# Linear algebra question

## Homework Statement

Assuming that all matrices are $n\times n$ and invertible, solve for $D$.

$C^{T}B^{-1}A^{2}BAC^{-1}DA^{-2}B^{T}C^{-2}=C^{T}$

## The Attempt at a Solution

I tried to group all like terms and simplify. I'm pretty sure this is not allowed but I'm not really sure how to approach this question. Thanks a lot any help appreciated!

$C^{T}C^{-1}C^{-1}C^{-1}B^{-1}BB^{T}AAAA^{-1}A^{-1}D=C^{T}$

$C^{T}C^{-1}C^{-1}C^{-1}IB^{T}IIAD=C^{T}$

$((C^T)^{-1}C^{T})C^{-1}C^{-1}C^{-1}B^{T}AD=C^{T}(C^T)^{-1}$

$I(C^{-1}C^{-1}C^{-1}CCC)(B^{T}(B^T)^{-1})(AA^{-1})D=ICCC(B^T)^{-1}A^{-1}$

$D=C^{3}(B^T)^{-1}A^{-1}$

## The Attempt at a Solution

haruspex
Homework Helper
Gold Member
2020 Award
No, you can't change the order like that. What you can do is multiply both sides by the same thing at the same end. I.e. You can go from Y = Z to XY = XZ or to YX = ZX. Start with multiplying both sides on the left by C-T. Use the fact that you can change the order when the two matrices being multiplied are inverses of each other: X-1X = I = XX-1

Dick
Homework Helper

## Homework Statement

Assuming that all matrices are $n\times n$ and invertible, solve for $D$.

$C^{T}B^{-1}A^{2}BAC^{-1}DA^{-2}B^{T}C^{-2}=C^{T}$

## The Attempt at a Solution

I tried to group all like terms and simplify. I'm pretty sure this is not allowed but I'm not really sure how to approach this question. Thanks a lot any help appreciated!

$C^{T}C^{-1}C^{-1}C^{-1}B^{-1}BB^{T}AAAA^{-1}A^{-1}D=C^{T}$

$C^{T}C^{-1}C^{-1}C^{-1}IB^{T}IIAD=C^{T}$

$((C^T)^{-1}C^{T})C^{-1}C^{-1}C^{-1}B^{T}AD=C^{T}(C^T)^{-1}$

$I(C^{-1}C^{-1}C^{-1}CCC)(B^{T}(B^T)^{-1})(AA^{-1})D=ICCC(B^T)^{-1}A^{-1}$

$D=C^{3}(B^T)^{-1}A^{-1}$

## The Attempt at a Solution

Don't assume the matrices commute. You can't interchange the order like you did. Aside from the fact this problem is needlessly complex, just use patience and cancel each matrix M by M^(-1) on the appropriate side.

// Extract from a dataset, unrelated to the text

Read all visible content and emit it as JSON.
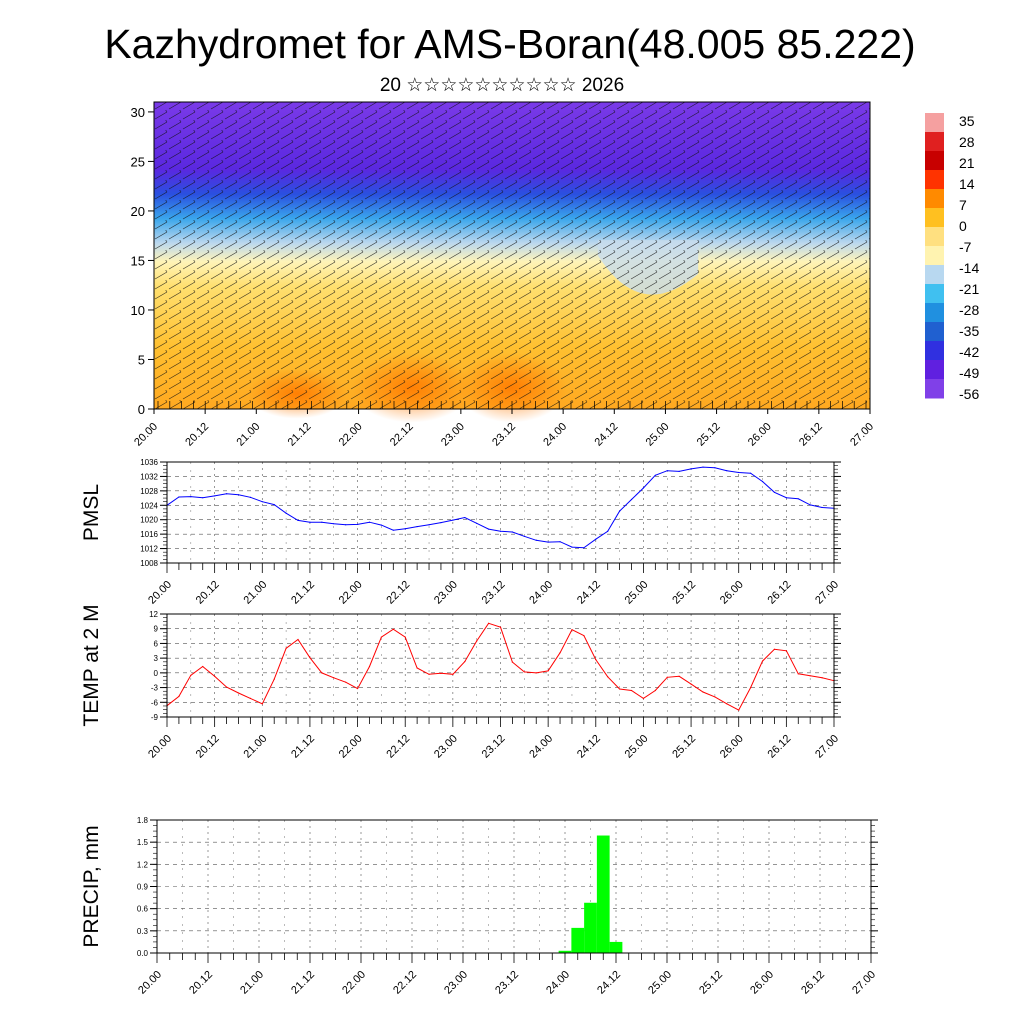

Thanks guys, but what happens when I get down to D after I multiply each term preceding it by its inverse?

Ahhhh, multiply on the right!

Dick
Homework Helper
Ahhhh, multiply on the right!

Right! No pun intended.

Right! No pun intended.

Lol thanks